27. Once again, I say “suggests” because Locke, like Descartes and Boyle, appears to vacillate between a number of different positions on the nature of color. I take this apparent vacillation to be evidence that Locke also finds himself in Descartes’s Quandary. As with Descartes and Boyle, this apparent vacillation has led to an academic cottage industry that aims to identify Lockes’s “official” position on the nature of color. For readings of Locke as a dispositionalist, see Jackson (1929), Yolton (1970), Curley (1972), Wilson (1979), Campbell (1980), Bolton (1983), Lowe (1995), Hyman (2006), and Chappell (2007). For readings of Locke as a physicalist, see Alexander (1974), Troyer (1976), Ayers (1991), McCann (1994), Keating (1998), Jacovides (1999 and 2007), Heil (2005), and Downing (2009). For readings of Locke as a subjectivist, see Berkeley (1710), and Kant (1783/1977). For readings of Locke as an error theorist, see Mackie (1976), Stroud (2000). For a reading of Locke as holding that colors are relations that only exist in the event of being perceived, see Stuart (2003 and 2013).

28. Wittgenstein (1973, §308).

29. It is worth noting that this analogy does not seem to have lost any of its suggestiveness over the years. For a recent invocation of it in this same context, see Langsam (2000).

30. Moreover, we do not think of pain experiences as making us aware of their causes as abiding properties of objects, properties that persist independently of our experience of them.

31. It is at this point that I am inclined to invoke one of John Haugeland’s philosophical maxims, “Don’t get weird beyond necessity” (Haugeland 1998, 120).
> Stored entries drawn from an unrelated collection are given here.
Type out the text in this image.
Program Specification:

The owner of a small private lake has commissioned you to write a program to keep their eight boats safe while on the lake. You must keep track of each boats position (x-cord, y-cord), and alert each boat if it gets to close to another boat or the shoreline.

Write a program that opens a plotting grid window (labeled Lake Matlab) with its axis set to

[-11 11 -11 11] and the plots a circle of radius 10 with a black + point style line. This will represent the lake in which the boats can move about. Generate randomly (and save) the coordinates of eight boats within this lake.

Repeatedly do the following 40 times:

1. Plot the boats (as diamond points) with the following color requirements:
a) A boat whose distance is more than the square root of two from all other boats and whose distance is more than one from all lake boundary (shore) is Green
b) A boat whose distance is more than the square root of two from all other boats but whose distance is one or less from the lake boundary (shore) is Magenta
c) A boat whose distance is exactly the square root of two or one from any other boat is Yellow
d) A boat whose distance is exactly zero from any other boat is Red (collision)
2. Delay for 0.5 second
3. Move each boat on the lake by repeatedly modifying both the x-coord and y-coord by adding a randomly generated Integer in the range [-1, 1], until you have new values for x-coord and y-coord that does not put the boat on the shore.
32. I am intentionally discussing a case of seeing the color of an ordinary opaque object, and not the case of seeing the color of a light source itself, on the assumption that a large part of the appeal of dispositionalism is due to its apparent ability to account for the (putatively) abiding colors of ordinary opaque objects. It would be disingenuous (and implausibly ad hoc ) to insist that dispositionalism is a really only a theory of the colors of light sources and not the colors of ordinary opaque objects.

33. Here is James Conant’s helpful gloss on the sort of strategy I am adopting here: “The aim. . . is to furnish [one’s target] with a perspicuous representation of the various things he might mean by his words in order to show him that, in wanting to occupy more than one of the available alternatives at once and yet none in particular at a time, he is possessed of an incoherent desire with respect to his words” (Conant 2005, 64).